As part of the Success Profile, our team defined the fundamental attributes of a successful partner seller in this space. These traits included sales execution skills such as effectively building pipelines through prospecting, efficiently aligning and utilizing internal and external resources, and closing deals that provide good outcomes for the customer and for the company.

From there, we provided partners with training and interview guides. These educated them on how to effectively interview and ask the right questions to match up to these profiles.

As a result, the partners were able to drive consistency and a process behind:

  • Selecting and acquiring talent
  • Onboarding and assimilating
  • Managing and rewarding performance
  • Developing and retaining talent
  • Workforce planning and talent review
  • Leading and promoting

This consistency and process behind each of the practices above has the capability to provide both you, an OEM, and the channel partner with greater benefits, specifically growth of your channel program. Remember, growth equals productivity x capacity. You can be a factor in this equation when you work with your top-tier partners to add more capacity and be more productive. When you provide them with the easiest way to sell your products the more success you will have.

Practical Tactics to Optimize Sales Talent

Here are other practical ways you can help your top tier partners optimize their sales talent through incentives:

  1. Cover the first six month’s salary of your partner’s new sales hire.
  2. Offer onboarding classes at their facility for them.
  3. Offer marketing funds to do trade shows, promotions, or events in their territory with them.
  4. Provide BDR support: business development reps to actually call in and help build pipeline for the new hires to get them going.
  5. Offer to help the partner with the interview process.

These incentives assume both parties already work well together, and that you and your partner trust each other.

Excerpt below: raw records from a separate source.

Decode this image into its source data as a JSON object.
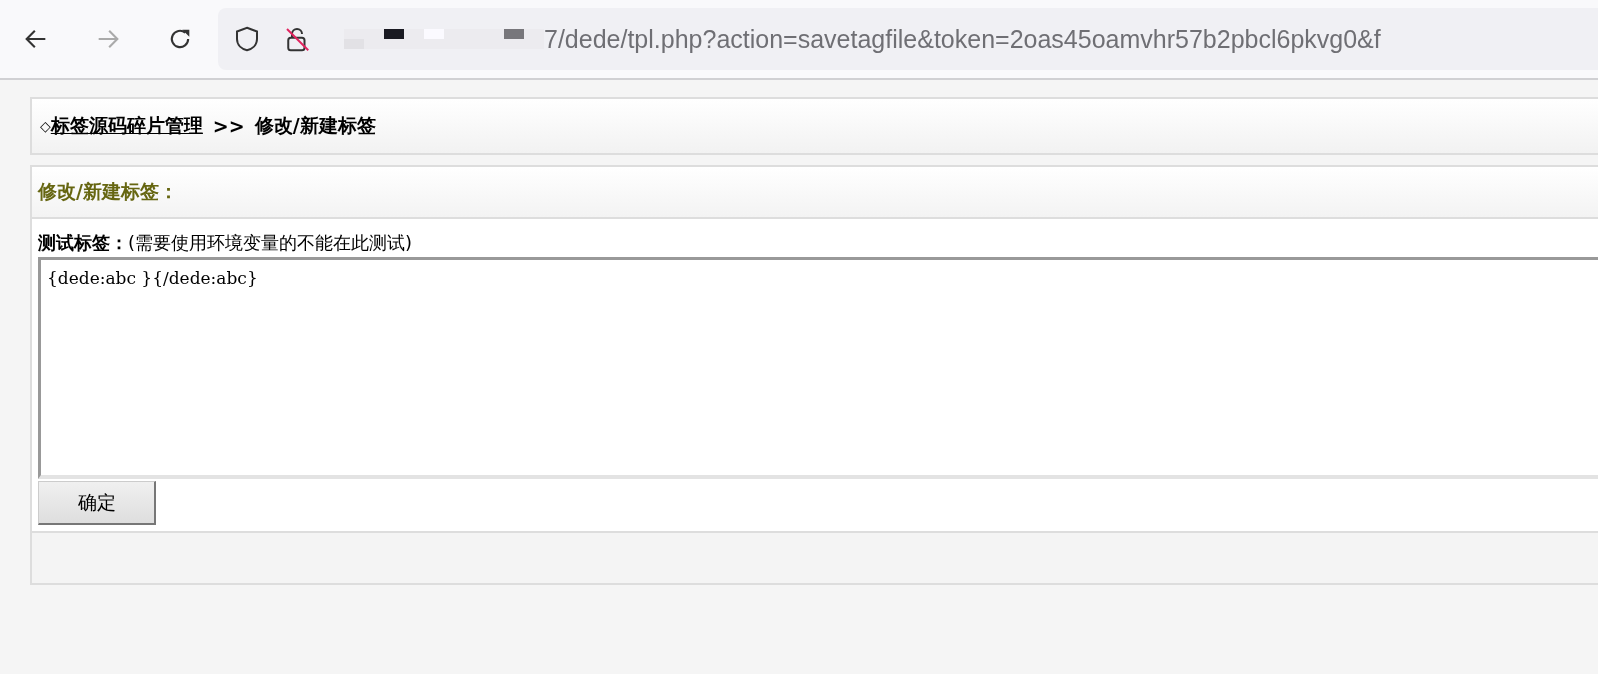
{
  "browser": {
    "url": "7/dede/tpl.php?action=savetagfile&token=2oas45oamvhr57b2pbcl6pkvg0&f",
    "forward_disabled": true
  },
  "breadcrumb": {
    "marker": "◇",
    "link": "标签源码碎片管理",
    "separator": ">>",
    "current": "修改/新建标签"
  },
  "panel": {
    "title": "修改/新建标签：",
    "label": "测试标签：",
    "hint": "(需要使用环境变量的不能在此测试)",
    "code": "{dede:abc }{/dede:abc}",
    "button": "确定"
  }
}
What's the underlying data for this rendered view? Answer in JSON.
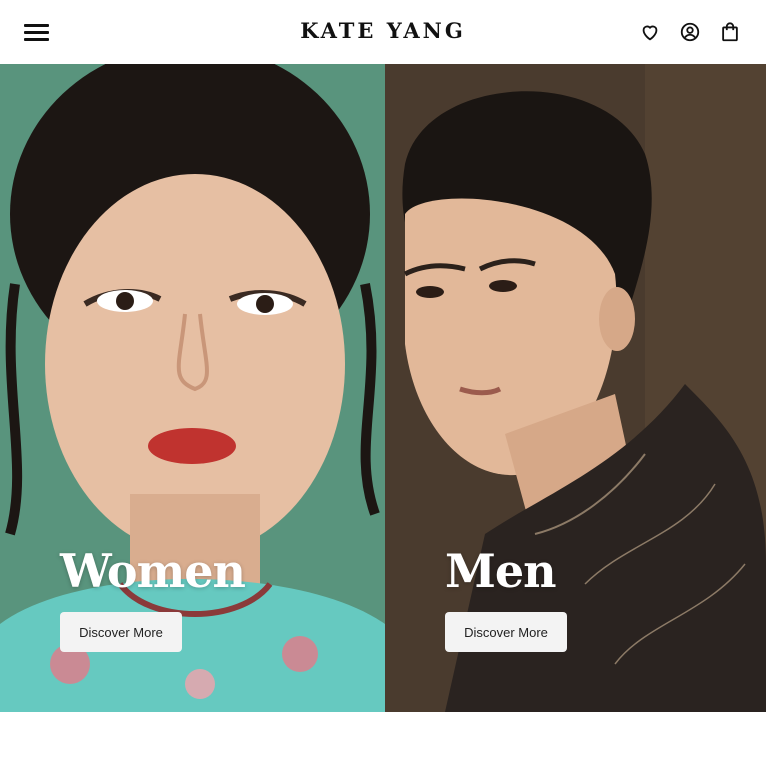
{
  "header": {
    "brand": "KATE YANG",
    "icons": [
      "menu-icon",
      "heart-icon",
      "account-icon",
      "bag-icon"
    ]
  },
  "hero": {
    "panels": [
      {
        "title": "Women",
        "cta": "Discover More",
        "background": "#5f9a83"
      },
      {
        "title": "Men",
        "cta": "Discover More",
        "background": "#4a3b2e"
      }
    ]
  },
  "colors": {
    "text": "#111111",
    "button_bg": "#f3f3f3",
    "title": "#ffffff"
  }
}
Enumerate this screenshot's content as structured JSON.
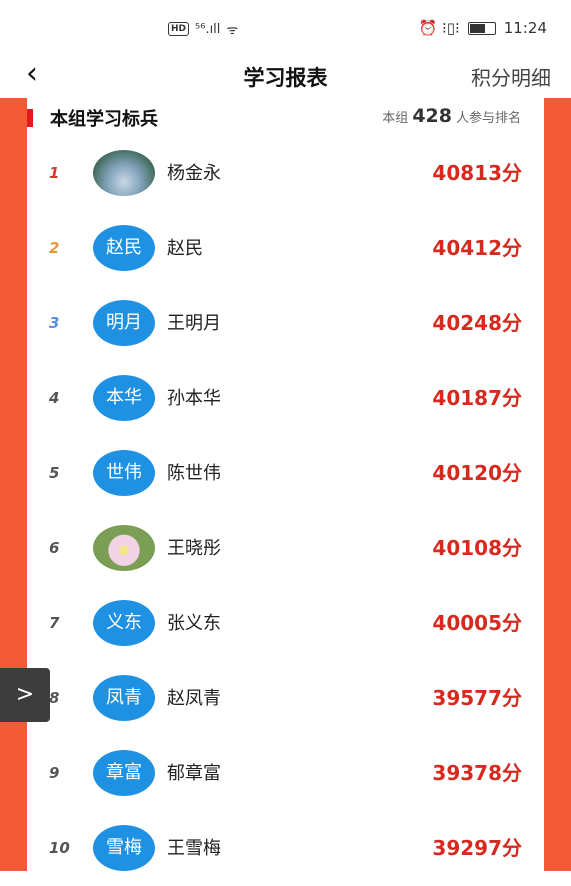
{
  "status_bar": {
    "hd": "HD",
    "signal": "⁵⁶.ıll",
    "wifi": "ᯤ",
    "alarm": "⏰ ⁝▯⁝",
    "time": "11:24"
  },
  "header": {
    "back_icon": "‹",
    "title": "学习报表",
    "detail_link": "积分明细"
  },
  "section": {
    "title": "本组学习标兵",
    "info_prefix": "本组",
    "count": "428",
    "info_suffix": "人参与排名"
  },
  "rows": [
    {
      "rank": "1",
      "avatar": "",
      "name": "杨金永",
      "score": "40813分"
    },
    {
      "rank": "2",
      "avatar": "赵民",
      "name": "赵民",
      "score": "40412分"
    },
    {
      "rank": "3",
      "avatar": "明月",
      "name": "王明月",
      "score": "40248分"
    },
    {
      "rank": "4",
      "avatar": "本华",
      "name": "孙本华",
      "score": "40187分"
    },
    {
      "rank": "5",
      "avatar": "世伟",
      "name": "陈世伟",
      "score": "40120分"
    },
    {
      "rank": "6",
      "avatar": "",
      "name": "王晓彤",
      "score": "40108分"
    },
    {
      "rank": "7",
      "avatar": "义东",
      "name": "张义东",
      "score": "40005分"
    },
    {
      "rank": "8",
      "avatar": "凤青",
      "name": "赵凤青",
      "score": "39577分"
    },
    {
      "rank": "9",
      "avatar": "章富",
      "name": "郁章富",
      "score": "39378分"
    },
    {
      "rank": "10",
      "avatar": "雪梅",
      "name": "王雪梅",
      "score": "39297分"
    }
  ],
  "side_handle": ">",
  "colors": {
    "accent": "#f25a38",
    "score": "#d62a1f",
    "avatar_bg": "#1f91e3"
  }
}
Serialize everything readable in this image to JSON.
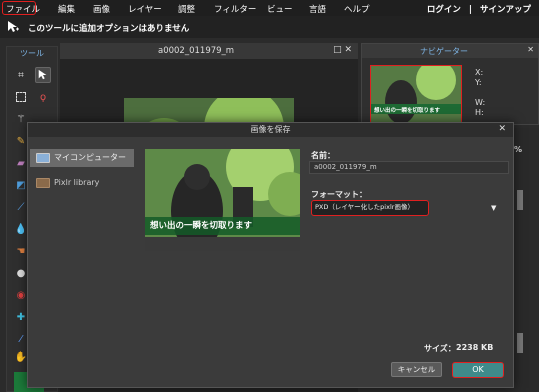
{
  "menubar": {
    "items": [
      "ファイル",
      "編集",
      "画像",
      "レイヤー",
      "調整",
      "フィルター",
      "ビュー",
      "言語",
      "ヘルプ"
    ],
    "login": "ログイン",
    "separator": "|",
    "signup": "サインアップ"
  },
  "options_bar": {
    "text": "このツールに追加オプションはありません"
  },
  "tools_panel": {
    "title": "ツール"
  },
  "document": {
    "title": "a0002_011979_m",
    "icons": "□ ✕"
  },
  "navigator": {
    "title": "ナビゲーター",
    "labels": [
      "X:",
      "Y:",
      "W:",
      "H:"
    ],
    "zoom_suffix": "%"
  },
  "dialog": {
    "title": "画像を保存",
    "close": "✕",
    "destinations": [
      "マイコンピューター",
      "Pixlr library"
    ],
    "preview_banner": "想い出の一瞬を切取ります",
    "name_label": "名前：",
    "name_value": "a0002_011979_m",
    "format_label": "フォーマット：",
    "format_value": "PXD（レイヤー化したpixlr画像）",
    "format_arrow": "▼",
    "size_label": "サイズ：",
    "size_value": "2238 KB",
    "cancel": "キャンセル",
    "ok": "OK"
  },
  "colors": {
    "accent_red": "#e02020",
    "nav_blue": "#7fb7e8",
    "ok_teal": "#3f8a8a"
  }
}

Of course, there is usually some type of contract that comes with these incentives. For example, there could be a commitment to revenue performance within a set period or time, specific territory coverage gap could be filled or even specific products could be sold. It is an agreement between you and the Partner.

Once the right sales talent is in place, you’ll still need to give partners the right tools. This means a messaging framework that gives them the ability to articulate the value of your solutions and its differentiation in a way that has meaning to the buyer (features the buyer doesn’t want can’t do much for you).

You have to take ownership of your partners’ success. Just like you need to enable them with critical sales skills, with value drivers and differentiators to sell your product, you also owe it to them to help define what success looks like at the individual level from a talent perspective. When you’re trying to drive growth and improve productivity and capacity, you can’t just enable channel partners with great brochures or an email campaign. You can’t ignore the role that attracting and attaining top sales talent has in that channel equation.